Looking ahead to the coming municipal elections, we have put forward the idea of a France Insoumise municipalism. For us, the commune [local-level authority] is above all a critical instrument in our political agenda: the citizens’ revolution. Of course, this cannot be realized in one town or city alone. Neither can it be done by winning many municipal races at once. The institutional role, the financial resources and productive level of communal territories do not permit this. Yet at the local level, we can form culture of permanent popular intervention, setting up the practices, habits, and new relationship with elected officials necessary to build the citizens’ revolution at the national level.

In this sense, local authorities are a space for deepening popular sovereignty.

One of the central tasks for the citizens’ revolution will also be to break with the mode of production, consumption, and exchange in order to put human beings in harmony with each other and with nature. Ecological planning is the concrete means by which to do this. And it is at the local level where its institutions and basic structures are found. It is at this level that the delicate management of real needs and the slow trickle of investments can be dealt with.

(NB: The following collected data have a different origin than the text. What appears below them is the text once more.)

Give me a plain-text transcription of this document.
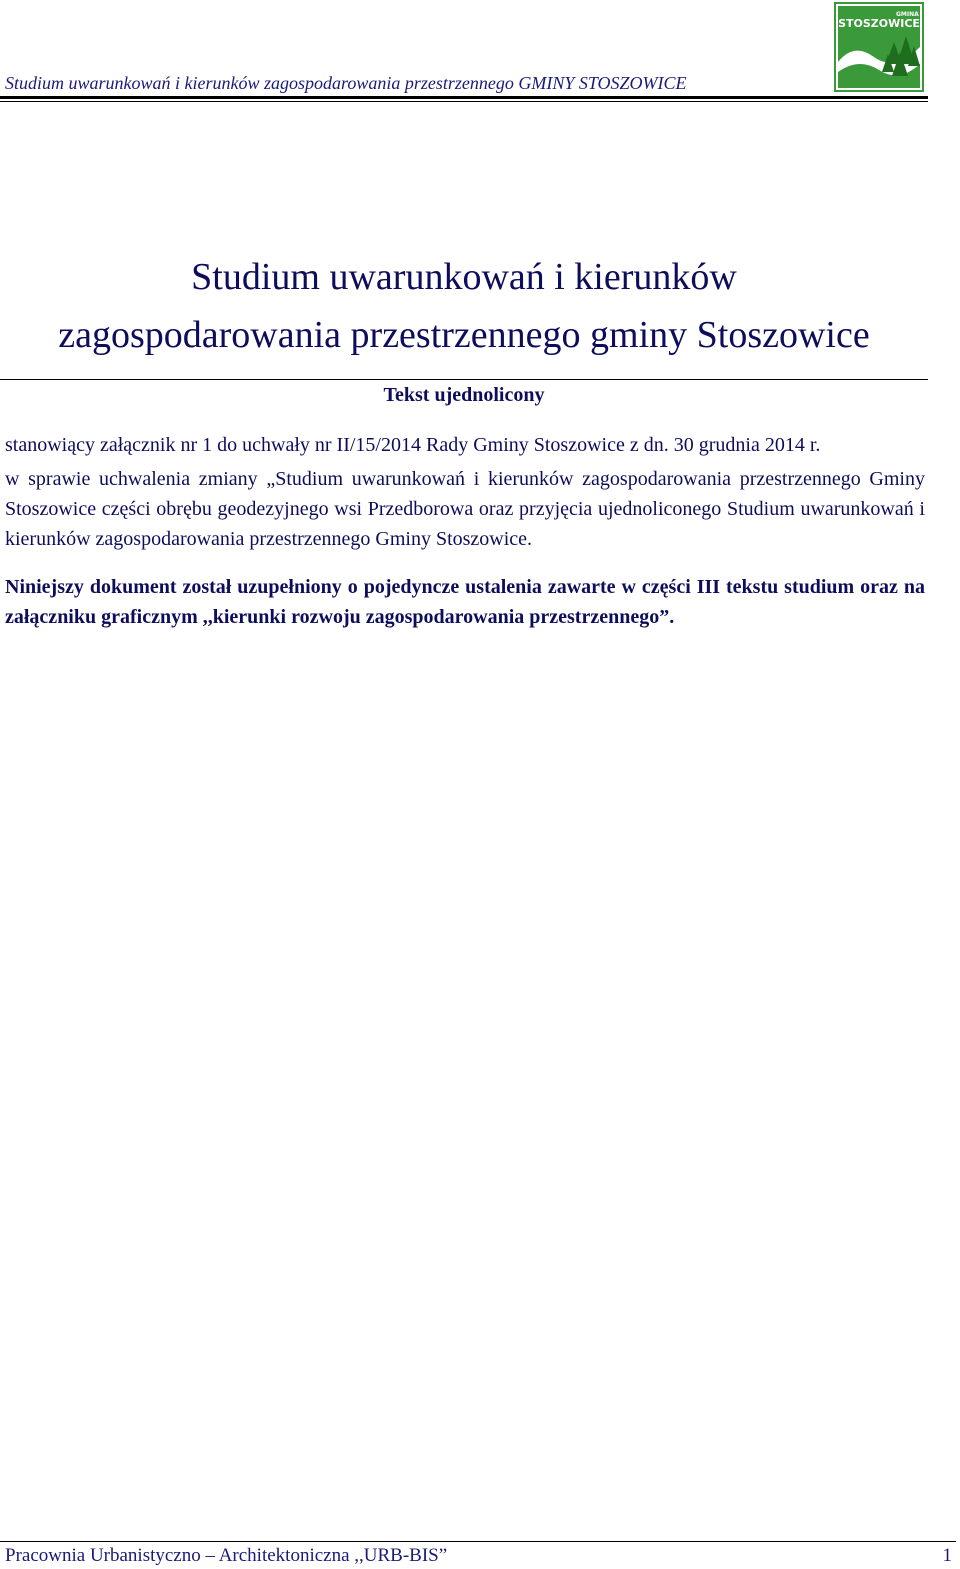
Studium uwarunkowań i kierunków zagospodarowania przestrzennego GMINY STOSZOWICE
GMINA
STOSZOWICE
Studium uwarunkowań i kierunków
zagospodarowania przestrzennego gminy Stoszowice
Tekst ujednolicony
stanowiący załącznik nr 1 do uchwały nr II/15/2014 Rady Gminy Stoszowice z dn. 30 grudnia 2014 r.
w sprawie uchwalenia zmiany „Studium uwarunkowań i kierunków zagospodarowania przestrzennego Gminy Stoszowice części obrębu geodezyjnego wsi Przedborowa oraz przyjęcia ujednoliconego Studium uwarunkowań i kierunków zagospodarowania przestrzennego Gminy Stoszowice.
Niniejszy dokument został uzupełniony o pojedyncze ustalenia zawarte w części III tekstu studium oraz na załączniku graficznym ,,kierunki rozwoju zagospodarowania przestrzennego”.
Pracownia Urbanistyczno – Architektoniczna ,,URB-BIS”	1
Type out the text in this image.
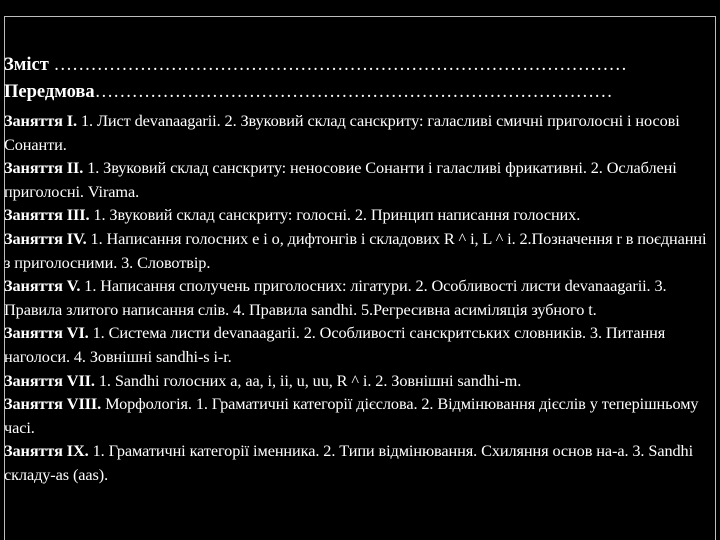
Зміст …………………………………………………………………………………
Передмова…………………………………………………………………………
Заняття І. 1. Лист devanaagarii. 2. Звуковий склад санскриту: галасливі смичні приголосні і носові Сонанти.
Заняття ІІ. 1. Звуковий склад санскриту: неносовие Сонанти і галасливі фрикативні. 2. Ослаблені приголосні. Virama.
Заняття ІІІ. 1. Звуковий склад санскриту: голосні. 2. Принцип написання голосних.
Заняття IV. 1. Написання голосних е і о, дифтонгів і складових R ^ i, L ^ i. 2.Позначення r в поєднанні з приголосними. 3. Словотвір.
Заняття V. 1. Написання сполучень приголосних: лігатури. 2. Особливості листи devanaagarii. 3. Правила злитого написання слів. 4. Правила sandhi. 5.Регресивна асиміляція зубного t.
Заняття VI. 1. Система листи devanaagarii. 2. Особливості санскритських словників. 3. Питання наголоси. 4. Зовнішні sandhi-s і-r.
Заняття VII. 1. Sandhi голосних a, aa, i, ii, u, uu, R ^ i. 2. Зовнішні sandhi-m.
Заняття VIII. Морфологія. 1. Граматичні категорії дієслова. 2. Відмінювання дієслів у теперішньому часі.
Заняття IX. 1. Граматичні категорії іменника. 2. Типи відмінювання. Схиляння основ на-а. 3. Sandhi складу-as (aas).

Upstream and downstream, it’s up to local democracy to realize what the market can never do. It will come down to municipalities dedicated to this ideal, beginning to put in place public authorities and local public companies, to perform biospheric assessments and to build up the know-how that ecological planning will need when the time comes at every level of public decision-making.

It is within this frame that we confront the rise of the far right within the political-media sphere. We are not coming up against a party but an ideological movement that derives from and fuses together the actors that share a will to protect bourgeois interests. This demands an openly anti-fascist response. The unexpected success of the march against racism and the far right [earlier this year] owes much to the work of our movement and shows the popular appetite in France for getting rid of the fascists. This was also a major factor behind the electoral victory of the Nouveau Front Populaire in July 2024.

We predict a showdown with fascism: “In the end, it will be us versus them,” as Jean-Luc Mélenchon has said for more than a decade. This battle demands the strengthening of tools that we have patiently built: France Insoumise media, communications both internal and public-facing on social media, our security service, and organizational discipline. This battle also demands that we never cede an inch on the ideological or programmatic terrain. Our harsh confrontation with the bourgeoisie prepares us for this combat. It is more and more violent, but we will not back down.